Build Smaller Submarines
Reducing the size of the submarine will give rise to three major advantages. The most significant advantage would be the reduction in the target strength of the submarine. The current submarines, being bigger than some smaller new class, naturally present active sonars with large targets and thus an increased probability of detection from these sonar systems. The larger target and easier detection also applies to the active sonar installed in every anti-submarine torpedo. The anechoic coating being installed on our submarines reduces the target strength of the submarine, but attaching the coating to a much smaller submarine could make that submarine virtually undetectable to active sonar systems. This would enable the bold submariner to sneak into an active sonar area which other submarines would have to avoid.

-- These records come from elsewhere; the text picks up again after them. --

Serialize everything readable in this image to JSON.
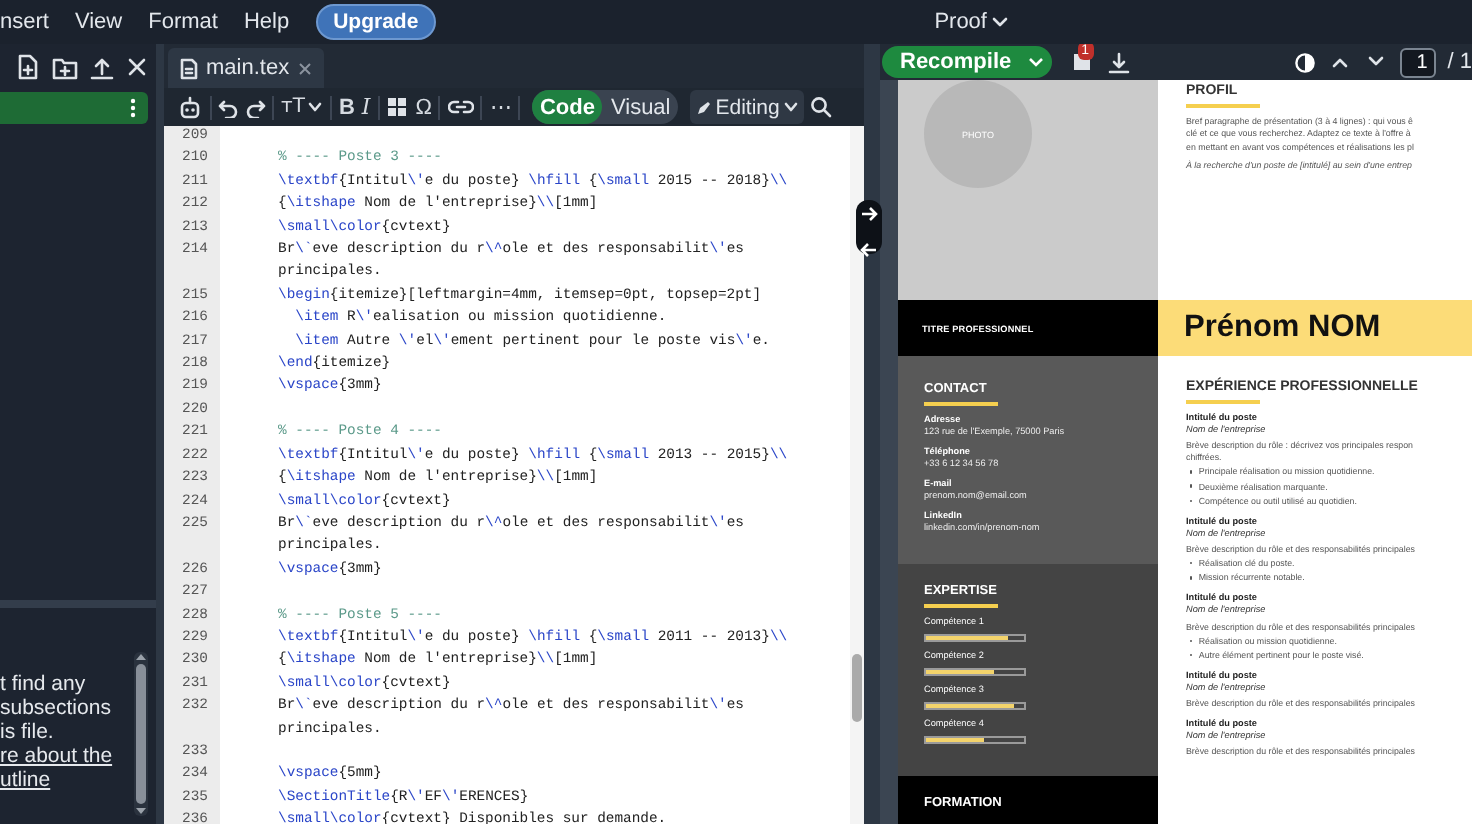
{
  "menu_bar": {
    "items": [
      "nsert",
      "View",
      "Format",
      "Help"
    ],
    "upgrade": "Upgrade",
    "proof": "Proof"
  },
  "file_tree": {
    "rows": [
      {
        "selected": true
      }
    ]
  },
  "outline": {
    "message_lines": [
      "t find any",
      "subsections",
      "is file."
    ],
    "link_lines": [
      "re about the",
      "utline"
    ]
  },
  "editor": {
    "tab": "main.tex",
    "toolbar": {
      "text_style": "ᴛT",
      "bold": "B",
      "italic": "I",
      "symbol": "Ω",
      "more": "⋯",
      "editing": "Editing"
    },
    "mode_toggle": [
      {
        "label": "Code",
        "selected": true
      },
      {
        "label": "Visual",
        "selected": false
      }
    ],
    "lines": [
      {
        "number": "209"
      },
      {
        "number": "210",
        "text": "% ---- Poste 3 ----"
      },
      {
        "number": "211",
        "text": "\\textbf{Intitul\\'e du poste} \\hfill {\\small 2015 -- 2018}\\\\"
      },
      {
        "number": "212",
        "text": "{\\itshape Nom de l'entreprise}\\\\[1mm]"
      },
      {
        "number": "213",
        "text": "\\small\\color{cvtext}"
      },
      {
        "number": "214",
        "text": "Br\\`eve description du r\\^ole et des responsabilit\\'es principales."
      },
      {
        "number": "215",
        "text": "\\begin{itemize}[leftmargin=4mm, itemsep=0pt, topsep=2pt]"
      },
      {
        "number": "216",
        "text": "  \\item R\\'ealisation ou mission quotidienne."
      },
      {
        "number": "217",
        "text": "  \\item Autre \\'el\\'ement pertinent pour le poste vis\\'e."
      },
      {
        "number": "218",
        "text": "\\end{itemize}"
      },
      {
        "number": "219",
        "text": "\\vspace{3mm}"
      },
      {
        "number": "220"
      },
      {
        "number": "221",
        "text": "% ---- Poste 4 ----"
      },
      {
        "number": "222",
        "text": "\\textbf{Intitul\\'e du poste} \\hfill {\\small 2013 -- 2015}\\\\"
      },
      {
        "number": "223",
        "text": "{\\itshape Nom de l'entreprise}\\\\[1mm]"
      },
      {
        "number": "224",
        "text": "\\small\\color{cvtext}"
      },
      {
        "number": "225",
        "text": "Br\\`eve description du r\\^ole et des responsabilit\\'es principales."
      },
      {
        "number": "226",
        "text": "\\vspace{3mm}"
      },
      {
        "number": "227"
      },
      {
        "number": "228",
        "text": "% ---- Poste 5 ----"
      },
      {
        "number": "229",
        "text": "\\textbf{Intitul\\'e du poste} \\hfill {\\small 2011 -- 2013}\\\\"
      },
      {
        "number": "230",
        "text": "{\\itshape Nom de l'entreprise}\\\\[1mm]"
      },
      {
        "number": "231",
        "text": "\\small\\color{cvtext}"
      },
      {
        "number": "232",
        "text": "Br\\`eve description du r\\^ole et des responsabilit\\'es principales."
      },
      {
        "number": "233"
      },
      {
        "number": "234",
        "text": "\\vspace{5mm}"
      },
      {
        "number": "235",
        "text": "\\SectionTitle{R\\'EF\\'ERENCES}"
      },
      {
        "number": "236",
        "text": "\\small\\color{cvtext} Disponibles sur demande."
      }
    ]
  },
  "preview": {
    "recompile": "Recompile",
    "error_count": "1",
    "page": "1",
    "page_total": "/ 1",
    "pdf": {
      "photo": "PHOTO",
      "job_title": "TITRE PROFESSIONNEL",
      "name": "Prénom NOM",
      "contact": {
        "heading": "CONTACT",
        "items": [
          {
            "label": "Adresse",
            "value": "123 rue de l'Exemple, 75000 Paris"
          },
          {
            "label": "Téléphone",
            "value": "+33 6 12 34 56 78"
          },
          {
            "label": "E-mail",
            "value": "prenom.nom@email.com"
          },
          {
            "label": "LinkedIn",
            "value": "linkedin.com/in/prenom-nom"
          }
        ]
      },
      "expertise": {
        "heading": "EXPERTISE",
        "skills": [
          {
            "name": "Compétence 1",
            "level": 0.84
          },
          {
            "name": "Compétence 2",
            "level": 0.7
          },
          {
            "name": "Compétence 3",
            "level": 0.9
          },
          {
            "name": "Compétence 4",
            "level": 0.6
          }
        ]
      },
      "formation": {
        "heading": "FORMATION"
      },
      "profile": {
        "heading": "PROFIL",
        "lines": [
          "Bref paragraphe de présentation (3 à 4 lignes) : qui vous ê",
          "clé et ce que vous recherchez.  Adaptez ce texte à l'offre à",
          "en mettant en avant vos compétences et réalisations les pl"
        ],
        "tagline": "À la recherche d'un poste de [intitulé] au sein d'une entrep"
      },
      "experience": {
        "heading": "EXPÉRIENCE PROFESSIONNELLE",
        "jobs": [
          {
            "title": "Intitulé du poste",
            "company": "Nom de l'entreprise",
            "description": [
              "Brève description du rôle : décrivez vos principales respon",
              "chiffrées."
            ],
            "bullets": [
              "Principale réalisation ou mission quotidienne.",
              "Deuxième réalisation marquante.",
              "Compétence ou outil utilisé au quotidien."
            ]
          },
          {
            "title": "Intitulé du poste",
            "company": "Nom de l'entreprise",
            "description": [
              "Brève description du rôle et des responsabilités principales"
            ],
            "bullets": [
              "Réalisation clé du poste.",
              "Mission récurrente notable."
            ]
          },
          {
            "title": "Intitulé du poste",
            "company": "Nom de l'entreprise",
            "description": [
              "Brève description du rôle et des responsabilités principales"
            ],
            "bullets": [
              "Réalisation ou mission quotidienne.",
              "Autre élément pertinent pour le poste visé."
            ]
          },
          {
            "title": "Intitulé du poste",
            "company": "Nom de l'entreprise",
            "description": [
              "Brève description du rôle et des responsabilités principales"
            ]
          },
          {
            "title": "Intitulé du poste",
            "company": "Nom de l'entreprise",
            "description": [
              "Brève description du rôle et des responsabilités principales"
            ]
          }
        ]
      }
    }
  }
}
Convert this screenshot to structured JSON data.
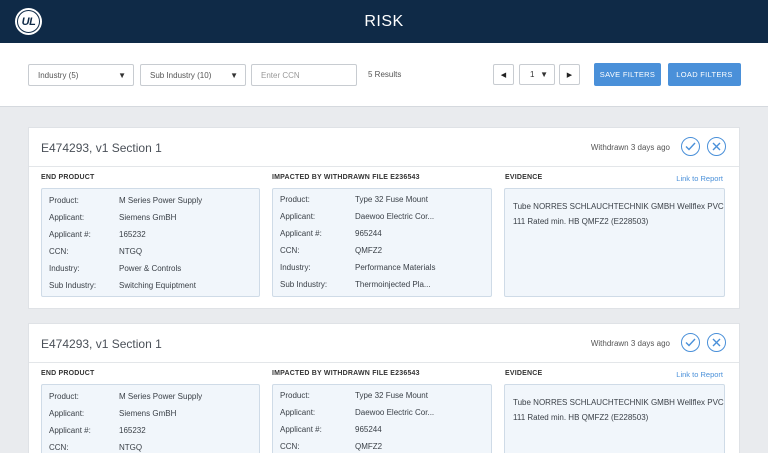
{
  "header": {
    "title": "RISK",
    "logo_text": "UL"
  },
  "filters": {
    "industry": "Industry (5)",
    "sub_industry": "Sub Industry (10)",
    "ccn_placeholder": "Enter CCN",
    "results": "5 Results",
    "page_prev": "◀",
    "page_value": "1",
    "page_next": "▶",
    "save": "SAVE FILTERS",
    "load": "LOAD FILTERS"
  },
  "cards": [
    {
      "title": "E474293, v1 Section 1",
      "status": "Withdrawn 3 days ago",
      "end_product": {
        "heading": "END PRODUCT",
        "rows": [
          {
            "k": "Product:",
            "v": "M Series Power Supply"
          },
          {
            "k": "Applicant:",
            "v": "Siemens GmBH"
          },
          {
            "k": "Applicant #:",
            "v": "165232"
          },
          {
            "k": "CCN:",
            "v": "NTGQ"
          },
          {
            "k": "Industry:",
            "v": "Power & Controls"
          },
          {
            "k": "Sub Industry:",
            "v": "Switching Equiptment"
          }
        ]
      },
      "impacted": {
        "heading": "IMPACTED BY WITHDRAWN FILE E236543",
        "rows": [
          {
            "k": "Product:",
            "v": "Type 32 Fuse Mount"
          },
          {
            "k": "Applicant:",
            "v": "Daewoo Electric Cor..."
          },
          {
            "k": "Applicant #:",
            "v": "965244"
          },
          {
            "k": "CCN:",
            "v": "QMFZ2"
          },
          {
            "k": "Industry:",
            "v": "Performance Materials"
          },
          {
            "k": "Sub Industry:",
            "v": "Thermoinjected Pla..."
          }
        ]
      },
      "evidence": {
        "heading": "EVIDENCE",
        "link": "Link to Report",
        "text": "Tube NORRES SCHLAUCHTECHNIK GMBH Wellflex PVC 111 Rated min. HB QMFZ2 (E228503)"
      }
    },
    {
      "title": "E474293, v1 Section 1",
      "status": "Withdrawn 3 days ago",
      "end_product": {
        "heading": "END PRODUCT",
        "rows": [
          {
            "k": "Product:",
            "v": "M Series Power Supply"
          },
          {
            "k": "Applicant:",
            "v": "Siemens GmBH"
          },
          {
            "k": "Applicant #:",
            "v": "165232"
          },
          {
            "k": "CCN:",
            "v": "NTGQ"
          }
        ]
      },
      "impacted": {
        "heading": "IMPACTED BY WITHDRAWN FILE E236543",
        "rows": [
          {
            "k": "Product:",
            "v": "Type 32 Fuse Mount"
          },
          {
            "k": "Applicant:",
            "v": "Daewoo Electric Cor..."
          },
          {
            "k": "Applicant #:",
            "v": "965244"
          },
          {
            "k": "CCN:",
            "v": "QMFZ2"
          }
        ]
      },
      "evidence": {
        "heading": "EVIDENCE",
        "link": "Link to Report",
        "text": "Tube NORRES SCHLAUCHTECHNIK GMBH Wellflex PVC 111 Rated min. HB QMFZ2 (E228503)"
      }
    }
  ],
  "icons": {
    "approve": "check-icon",
    "reject": "close-icon"
  },
  "colors": {
    "header_bg": "#0f2a47",
    "accent": "#4a90d9",
    "panel_bg": "#f1f6fb"
  }
}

The SSN-21 is the most capable offensive submarine that the United States Navy has ever built and it is undeniably needed as the mainstay of the United States Submarine Force of the future. But more thought needs to be given to the defensive capabilities of our follow-on submarines. There are numerous highly capable submarines and anti-submarine weapons in the possession of the many nations around the world. Our submarine commanders should be able to effectively defend their ship, take the submarine in harm’s way, and then return to the United States. Enhancing the defensive capabilities of the submarine will help to ensure that this is the outcome of future submarine combat patrols.